Kugelstoßer Lasse Schulz vom TV Plieningen war nicht zu stoppen. Foto: Ralf Görlitz

Der Plieninger Kugelstoßer übertrifft bei den Süddeutschen Leichtathletik-Meisterschaften die Marke des Ex-Zehnkampf-Weltmeisters Niklas Kaul um über zwei Meter und gewinnt.

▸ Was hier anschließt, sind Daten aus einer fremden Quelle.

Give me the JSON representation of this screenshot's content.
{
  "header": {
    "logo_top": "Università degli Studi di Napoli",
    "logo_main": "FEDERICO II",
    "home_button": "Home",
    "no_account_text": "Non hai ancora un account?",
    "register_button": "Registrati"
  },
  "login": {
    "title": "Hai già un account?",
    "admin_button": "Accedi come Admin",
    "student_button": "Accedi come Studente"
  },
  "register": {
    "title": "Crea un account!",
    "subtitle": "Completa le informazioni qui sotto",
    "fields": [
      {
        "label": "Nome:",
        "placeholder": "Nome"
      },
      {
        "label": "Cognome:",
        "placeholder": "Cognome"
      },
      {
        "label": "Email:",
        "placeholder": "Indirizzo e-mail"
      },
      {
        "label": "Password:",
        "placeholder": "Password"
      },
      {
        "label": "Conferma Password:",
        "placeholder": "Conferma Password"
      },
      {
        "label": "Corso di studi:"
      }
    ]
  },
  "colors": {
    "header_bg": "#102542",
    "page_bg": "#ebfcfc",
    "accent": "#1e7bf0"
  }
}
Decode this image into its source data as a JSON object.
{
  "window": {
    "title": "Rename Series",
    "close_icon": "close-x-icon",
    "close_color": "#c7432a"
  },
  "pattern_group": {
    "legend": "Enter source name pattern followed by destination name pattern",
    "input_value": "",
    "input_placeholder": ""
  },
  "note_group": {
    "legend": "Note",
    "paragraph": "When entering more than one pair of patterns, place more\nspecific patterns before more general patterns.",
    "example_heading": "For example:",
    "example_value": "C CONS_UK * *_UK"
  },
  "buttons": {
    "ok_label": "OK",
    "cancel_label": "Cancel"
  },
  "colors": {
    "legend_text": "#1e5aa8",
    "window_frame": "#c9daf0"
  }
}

„Es ist schon etwas ganz Besonderes, wenn man in ein- und demselben Wettkampf den Ex-Zehnkampf-Weltmeister von 2019 zum Gegner hat. Und klar war für mich, dass ich mir nichts einbilden darf, wenn ich dann auch noch gewinne“, sagte Lasse Schulz, als bei den süddeutschen Titelkämpfen sein Sieg im Kugelstoß-Finale mit 18,19 Metern feststand. Denn sein Mitstreiter war kein Geringerer als der ehemalige „König der Athleten“ Niklas Kaul (USC Mainz), der bei den süddeutschen Titelkämpfen in Frankfurt am Main seine Form in der einen Disziplin Kugelstoßen einfach mal überprüfen wollte.

Eine Disziplin, in der der 21-Jährige vom TV Plieningen schon längere Zeit ein Ass ist und im Jahr 2023 die Gold-Medaille bei den U-20-Europameisterschaften in Jerusalem geholt hatte. Kaul begnügte sich mit dem fünften Rang (14,94 Meter) und zeigte sich ebenso zufrieden wie der Drittplatzierte Jannick Krewenka (VfB Stuttgart,15,97 Meter). „Eigentlich hatte ich gehofft, wieder näher an meine Bestleistung von 19,09 Meter heranzukommen. Vielleicht klappt es dann in zwei Wochen bei den deutschen Meisterschaften in Dortmund“,resümierte Lasse Schulz.

Goldmedaille Nummer zwei angelte sich die Hochspringerin Jara Ellinger. Eine Woche zuvor bei den Landesmeisterschaften in Sindelfingen wollte es für die VfB-Athletin nicht so recht funktionieren: Titel ja, aber ihre Siegeshöhe von 1,78 Metern war überhaupt nicht nach ihrem Geschmack. Jetzt legte sie in Frankfurt nach und wurde süddeutsche Meisterin mit der Saisonbestleistung von 1,83 Metern und kam damit nahe an ihren Freiluft-Rekord von 1,85 Metern heran.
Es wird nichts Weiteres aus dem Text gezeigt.